The snow swirled and eddied around them. Eli’s face, smoothing into resolution.
Just his face.
Just his eyes.
.
Epilogue
Alba’s head bobbed gently as she took in the familiar tavern scene – the levity of the big throng of people she knew so well; their stories, intrigues and inconsequential concerns.
“What have you got there then, Alba?”
Old Anatole took a seat beside her and looked at some letters on the counter.
“You remember that bloke from the corner of the room, the mopey one? This is from his wife,” chuckled Alba. “Just a little invitation to join them for a little holiday. Have a little paddle in the stream next to their house, pick strawberries, make jam – the wholesome country life. I have half a mind to join them,” she smiled.
“Good on you, girl,” said Anatole. “But don’t forget me and my missus – you’ve got to join me and her for a little holiday too, remember? In the hills? You promised! Here, take a pistachio.”
Alba muttered a thanks as she grabbed a handful of nuts from those trusty old hands of his.
“What’s the other letter?” he asked, nodding at the second sheath of papers on the counter.
Alba breathed slowly through her nose and moved her empty glass to the side.

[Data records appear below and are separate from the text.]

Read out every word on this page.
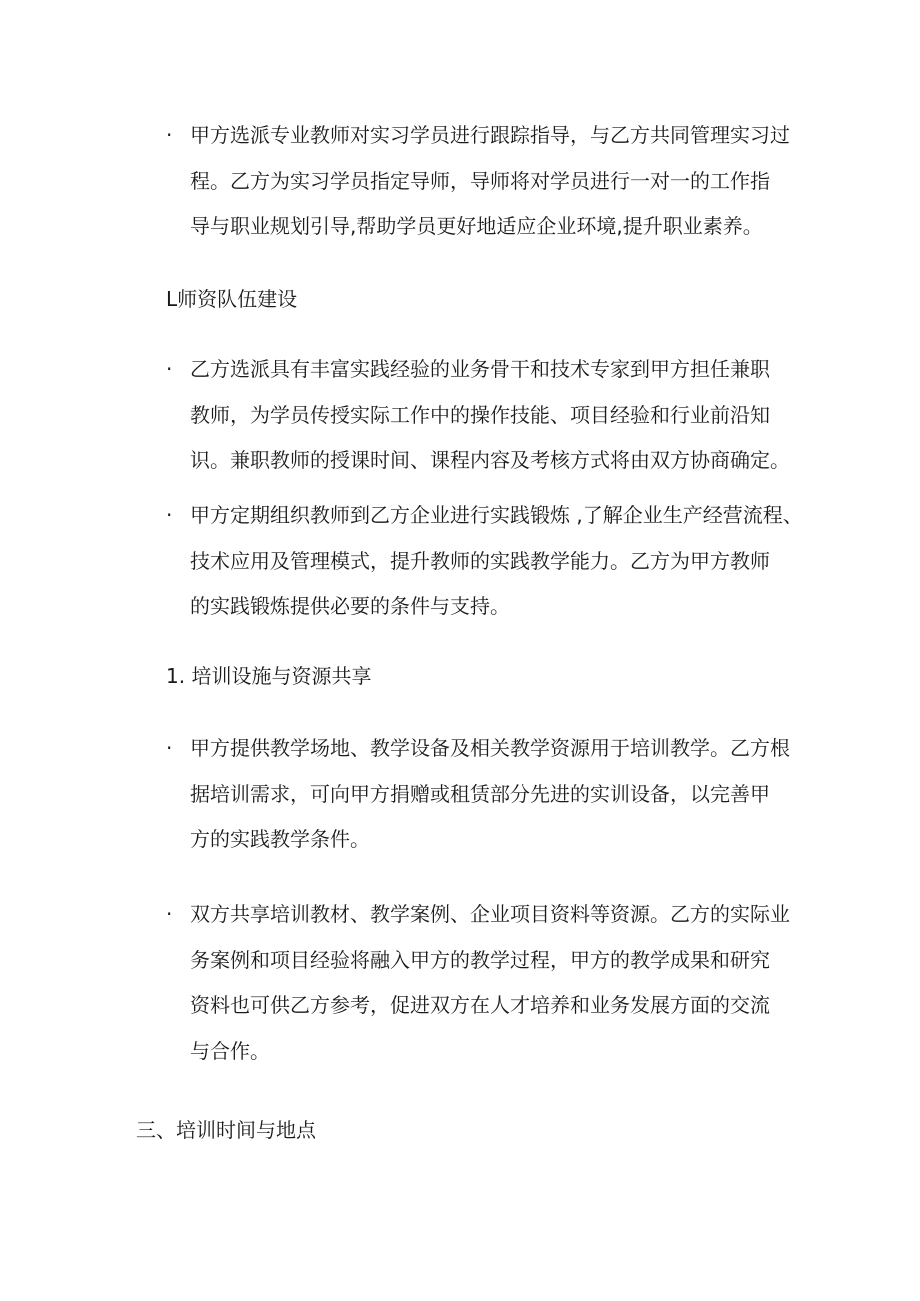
· 甲方选派专业教师对实习学员进行跟踪指导，与乙方共同管理实习过
程。乙方为实习学员指定导师，导师将对学员进行一对一的工作指
导与职业规划引导,帮助学员更好地适应企业环境,提升职业素养。
L师资队伍建设
· 乙方选派具有丰富实践经验的业务骨干和技术专家到甲方担任兼职
教师，为学员传授实际工作中的操作技能、项目经验和行业前沿知
识。兼职教师的授课时间、课程内容及考核方式将由双方协商确定。
· 甲方定期组织教师到乙方企业进行实践锻炼 ,了解企业生产经营流程、
技术应用及管理模式，提升教师的实践教学能力。乙方为甲方教师
的实践锻炼提供必要的条件与支持。
1. 培训设施与资源共享
· 甲方提供教学场地、教学设备及相关教学资源用于培训教学。乙方根
据培训需求，可向甲方捐赠或租赁部分先进的实训设备，以完善甲
方的实践教学条件。
· 双方共享培训教材、教学案例、企业项目资料等资源。乙方的实际业
务案例和项目经验将融入甲方的教学过程，甲方的教学成果和研究
资料也可供乙方参考，促进双方在人才培养和业务发展方面的交流
与合作。
三、培训时间与地点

“My son” she said, her eyes filling with tears. “I thought I’d lost him forever. I thought that he’d been sent far, far away. But the bloody state bungled it. They didn’t send him anywhere. He’s here! All these years he’s been in prison, here, and he’s served his time. He’s out tomorrow.”
She wiped a tear from her eye.
“I am allowed to pick him up. I am allowed to say sorry.”
Old Anatole slammed his fist on the counter in triumph and hugged Alba, her quivering, shaking, purple shawled frame in his big bear arms.
“Oh Alba, I’m so glad. This calls for a drink! What will you have?”
Alba shook her head.
“Nothing for me, thanks. Not tonight.”
And she gave Old Anatole a squeeze on the shoulder, wished Aditsan a nice evening, slid into her winter coat, and made her way into the amnesia snow.